BGH, 23.02.2012 - IX ZB 22/11 - Entlassung eines Treuhänders des vereinfachten Insolvenzverfahrens wegen Erklärung der Durchführung von zukünftigen Zustellungen an den Schuldner nur bei Gewährung eines Zuschlags zur Vergütung

Bundesgerichtshof
Beschl. v. 23.02.2012, Az.: IX ZB 22/11
Gericht: BGH
Entscheidungsform: Beschluss
Datum: 23.02.2012
Referenz: JurionRS 2012, 11348
Aktenzeichen: IX ZB 22/11
 

Verfahrensgang:

vorgehend:

AG Berlin-Köpenick - 28.05.2010 - AZ: 34 IK 184/06

LG Berlin - 07.12.2010 - AZ: 85 T 307/10

Rechtsgrundlagen:

Art. 12 GG

§ 3 Abs. 1 InsVV

Redaktioneller Leitsatz:

1.

Das Beschwerdegericht kann als vollwertige zweite Tatsacheninstanz eine eigene Ermessensentscheidung treffen und ist nicht auf die rechtliche Nachprüfung der angefochtenen Entscheidung beschränkt.

2.

Lehnt das Insolvenzgericht im Verfahren über den Vergütungsantrag des Treuhänders eine zusätzliche Vergütung ab, ist der Treuhänder darauf verwiesen, die gesetzlich vorgesehenen Rechtsbehelfe zu ergreifen.

3.

Eine ordnungsgemäße Verfahrensführung des Insolvenzverwalters ist in höchstem Maße gefährdet, wenn er ihm obliegende Mitwirkungshandlungen von der Gewährung dem Gesetz fremder Sondervorteile abhängig machen darf.

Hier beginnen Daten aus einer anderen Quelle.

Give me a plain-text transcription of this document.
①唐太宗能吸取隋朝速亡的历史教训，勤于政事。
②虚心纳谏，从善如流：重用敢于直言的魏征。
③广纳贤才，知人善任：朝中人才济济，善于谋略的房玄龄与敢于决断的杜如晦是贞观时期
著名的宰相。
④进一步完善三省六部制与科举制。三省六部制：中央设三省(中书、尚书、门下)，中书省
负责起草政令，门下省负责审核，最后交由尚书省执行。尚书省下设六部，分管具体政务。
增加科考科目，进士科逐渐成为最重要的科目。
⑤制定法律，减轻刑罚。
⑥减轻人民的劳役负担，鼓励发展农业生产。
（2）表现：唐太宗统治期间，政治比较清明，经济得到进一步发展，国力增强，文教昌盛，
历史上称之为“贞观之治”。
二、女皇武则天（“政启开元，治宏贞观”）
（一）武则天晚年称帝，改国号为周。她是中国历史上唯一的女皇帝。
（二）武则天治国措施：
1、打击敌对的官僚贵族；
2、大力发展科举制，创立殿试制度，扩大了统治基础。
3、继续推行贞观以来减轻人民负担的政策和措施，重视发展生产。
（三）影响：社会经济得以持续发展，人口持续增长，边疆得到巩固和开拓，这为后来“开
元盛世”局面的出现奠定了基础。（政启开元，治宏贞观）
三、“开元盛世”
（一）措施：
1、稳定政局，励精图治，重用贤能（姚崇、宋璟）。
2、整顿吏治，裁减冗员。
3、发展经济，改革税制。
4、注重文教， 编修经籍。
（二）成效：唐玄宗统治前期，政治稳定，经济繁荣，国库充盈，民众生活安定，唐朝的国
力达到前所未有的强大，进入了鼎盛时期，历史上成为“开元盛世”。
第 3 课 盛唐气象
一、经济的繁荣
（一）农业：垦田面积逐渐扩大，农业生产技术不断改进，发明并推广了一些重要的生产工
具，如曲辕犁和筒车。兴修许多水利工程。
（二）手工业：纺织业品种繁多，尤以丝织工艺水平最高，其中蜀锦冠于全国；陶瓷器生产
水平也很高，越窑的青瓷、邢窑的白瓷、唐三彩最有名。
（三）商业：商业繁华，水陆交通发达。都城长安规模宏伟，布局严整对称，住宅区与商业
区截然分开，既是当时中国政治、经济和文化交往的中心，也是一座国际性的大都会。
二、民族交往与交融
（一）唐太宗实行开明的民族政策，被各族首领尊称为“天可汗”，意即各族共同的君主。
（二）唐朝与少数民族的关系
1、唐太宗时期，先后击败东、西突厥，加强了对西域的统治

Der IX. Zivilsenat des Bundesgerichtshofs hat durch den Vorsitzenden Richter Prof. Dr. Kayser, die Richter Raebel, Prof. Dr. Gehrlein, Grupp und die Richterin Möhring

am 23. Februar 2012 beschlossen:

Tenor:

Die Rechtsbeschwerde gegen den Beschluss der Zivilkammer 85 des Landgerichts Berlin vom 7. Dezember 2010 wird auf Kosten des weiteren Beteiligten zu 1 zurückgewiesen.

Der Wert des Rechtsbeschwerdeverfahrens wird auf 1.000 € festgesetzt.